Change Won’t Change Us
In Marsabit and neighboring Turkana County archaeologists, notably the Leakeys, discovered the oldest hominid fossils. A giant sign arcs over the road leading here: “Welcome to Marsabit County,” it reads. “The Cradle of Mankind.”
Buke Yattani, a member of the county assembly, says his constituents need to change the way they have lived for much of human history.
“Drought has been recurring over the years, but what has aggravated the situation is the reality of climate change,” he says, sitting in his office at the county headquarters. “We must appreciate that climate change is with us and we must think of other forms of living. Pastoralism—it has no future anymore.”
People here will need to consider fish farming, raising chickens or growing a diversity of crops that will withstand drought. “We need to find less rain-dependent ways of living,” he says.
In Ya’a Galbo, a village in northern Marsabit, a dozen men cluster under a shelter of branches, escaping the sun. Their livestock are scattered around them in various stages of decay or distress. Vultures sit on dark rocks, their droppings leaving bright white marks that look like an accounting of the dead. An emaciated donkey brays, sucking air. A baby cries.
The camels, the villagers’ pack animals, have died, so their owners are stuck here.
“We used to move with the camels,” says Guyo Godana, 68, a village elder. “Our forefathers used to make projections, but those are getting distorted. The patterns have changed and we’re confused.”

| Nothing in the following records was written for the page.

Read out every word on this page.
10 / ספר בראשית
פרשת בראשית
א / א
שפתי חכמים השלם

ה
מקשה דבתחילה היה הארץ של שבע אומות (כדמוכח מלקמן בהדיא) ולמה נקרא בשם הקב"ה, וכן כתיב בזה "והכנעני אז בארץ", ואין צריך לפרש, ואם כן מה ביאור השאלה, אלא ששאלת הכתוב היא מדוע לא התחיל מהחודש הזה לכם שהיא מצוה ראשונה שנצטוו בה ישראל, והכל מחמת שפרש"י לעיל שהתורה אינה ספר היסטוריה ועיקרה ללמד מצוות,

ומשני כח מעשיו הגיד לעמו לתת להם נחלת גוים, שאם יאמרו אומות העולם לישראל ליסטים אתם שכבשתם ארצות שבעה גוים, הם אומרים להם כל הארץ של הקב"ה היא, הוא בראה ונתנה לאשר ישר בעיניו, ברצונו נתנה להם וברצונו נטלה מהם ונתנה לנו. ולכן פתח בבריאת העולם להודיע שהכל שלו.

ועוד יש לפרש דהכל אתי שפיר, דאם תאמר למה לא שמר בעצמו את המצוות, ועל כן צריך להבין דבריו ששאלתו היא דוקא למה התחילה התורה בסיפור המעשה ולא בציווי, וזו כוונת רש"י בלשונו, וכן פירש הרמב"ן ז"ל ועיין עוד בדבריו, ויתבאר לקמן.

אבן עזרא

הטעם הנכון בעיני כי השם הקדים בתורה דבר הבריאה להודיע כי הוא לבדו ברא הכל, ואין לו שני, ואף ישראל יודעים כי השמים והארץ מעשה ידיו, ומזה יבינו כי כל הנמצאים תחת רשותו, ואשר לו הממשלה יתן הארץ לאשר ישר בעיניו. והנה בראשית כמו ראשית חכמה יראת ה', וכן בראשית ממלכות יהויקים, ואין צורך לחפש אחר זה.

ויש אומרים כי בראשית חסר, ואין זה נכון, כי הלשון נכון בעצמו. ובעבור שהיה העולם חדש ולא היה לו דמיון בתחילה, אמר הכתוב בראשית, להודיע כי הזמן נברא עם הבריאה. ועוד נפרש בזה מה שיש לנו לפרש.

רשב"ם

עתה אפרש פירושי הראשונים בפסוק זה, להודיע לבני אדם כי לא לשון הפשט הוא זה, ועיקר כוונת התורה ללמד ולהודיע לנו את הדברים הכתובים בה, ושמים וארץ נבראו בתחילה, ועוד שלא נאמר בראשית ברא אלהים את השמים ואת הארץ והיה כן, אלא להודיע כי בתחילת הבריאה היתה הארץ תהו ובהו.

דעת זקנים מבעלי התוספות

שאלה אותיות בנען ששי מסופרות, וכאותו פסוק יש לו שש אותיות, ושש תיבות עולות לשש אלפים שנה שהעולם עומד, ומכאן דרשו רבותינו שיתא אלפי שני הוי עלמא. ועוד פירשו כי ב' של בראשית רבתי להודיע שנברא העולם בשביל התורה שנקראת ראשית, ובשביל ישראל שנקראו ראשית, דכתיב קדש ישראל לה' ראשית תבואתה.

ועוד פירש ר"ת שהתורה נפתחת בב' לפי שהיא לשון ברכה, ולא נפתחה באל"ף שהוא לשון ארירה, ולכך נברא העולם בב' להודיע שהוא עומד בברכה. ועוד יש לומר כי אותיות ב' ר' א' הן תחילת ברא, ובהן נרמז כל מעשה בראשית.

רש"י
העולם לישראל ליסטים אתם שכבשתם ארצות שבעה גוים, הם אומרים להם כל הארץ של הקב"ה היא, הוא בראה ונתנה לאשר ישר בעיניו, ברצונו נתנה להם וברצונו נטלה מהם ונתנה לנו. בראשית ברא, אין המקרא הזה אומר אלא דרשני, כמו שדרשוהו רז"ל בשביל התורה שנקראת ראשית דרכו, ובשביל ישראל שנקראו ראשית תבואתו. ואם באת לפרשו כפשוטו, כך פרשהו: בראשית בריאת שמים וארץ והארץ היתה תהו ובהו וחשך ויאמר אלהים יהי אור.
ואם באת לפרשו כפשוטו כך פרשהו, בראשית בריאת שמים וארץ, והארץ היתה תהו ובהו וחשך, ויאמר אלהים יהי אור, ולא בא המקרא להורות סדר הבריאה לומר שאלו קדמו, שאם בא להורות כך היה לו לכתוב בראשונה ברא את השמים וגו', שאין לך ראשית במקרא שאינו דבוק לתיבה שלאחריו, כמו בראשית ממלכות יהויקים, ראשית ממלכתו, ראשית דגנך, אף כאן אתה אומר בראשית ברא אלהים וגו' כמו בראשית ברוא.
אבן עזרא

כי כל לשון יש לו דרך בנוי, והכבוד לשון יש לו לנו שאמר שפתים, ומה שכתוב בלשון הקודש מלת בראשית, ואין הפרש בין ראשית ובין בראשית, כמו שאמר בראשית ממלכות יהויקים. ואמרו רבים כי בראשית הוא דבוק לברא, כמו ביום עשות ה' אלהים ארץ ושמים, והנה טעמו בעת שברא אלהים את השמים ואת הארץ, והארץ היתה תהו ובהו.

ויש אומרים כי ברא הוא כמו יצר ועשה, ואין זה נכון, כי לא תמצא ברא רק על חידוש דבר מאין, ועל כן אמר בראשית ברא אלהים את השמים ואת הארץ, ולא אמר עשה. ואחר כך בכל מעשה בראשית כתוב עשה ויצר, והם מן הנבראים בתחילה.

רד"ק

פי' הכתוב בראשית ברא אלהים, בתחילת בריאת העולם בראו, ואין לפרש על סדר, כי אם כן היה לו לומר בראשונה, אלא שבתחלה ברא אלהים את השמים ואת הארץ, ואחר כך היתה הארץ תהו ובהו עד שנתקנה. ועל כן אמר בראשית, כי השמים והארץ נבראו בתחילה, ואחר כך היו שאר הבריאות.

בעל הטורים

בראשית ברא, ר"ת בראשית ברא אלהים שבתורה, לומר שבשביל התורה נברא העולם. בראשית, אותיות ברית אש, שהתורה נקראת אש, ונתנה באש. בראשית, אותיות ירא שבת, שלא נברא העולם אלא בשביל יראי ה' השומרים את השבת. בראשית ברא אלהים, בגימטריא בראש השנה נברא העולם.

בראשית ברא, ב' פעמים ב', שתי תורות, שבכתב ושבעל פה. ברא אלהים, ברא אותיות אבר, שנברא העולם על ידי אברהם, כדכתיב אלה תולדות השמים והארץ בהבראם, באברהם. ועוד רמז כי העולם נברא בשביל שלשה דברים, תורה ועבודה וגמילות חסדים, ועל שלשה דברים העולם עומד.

Would they move to a fixed village and grow crops? Close to a water source? Would they change their lives?
Godana and all the village elders shake their heads: No.
Like so many people around the world, rich and poor, north or south, these nomadic herders are either unwilling or unable to change the way they live, even to avoid disaster.
The fossils found in this brutal landscape tell us that the progenitors of our species began here. And here, in the ancestral home of mankind, their descendants are starving.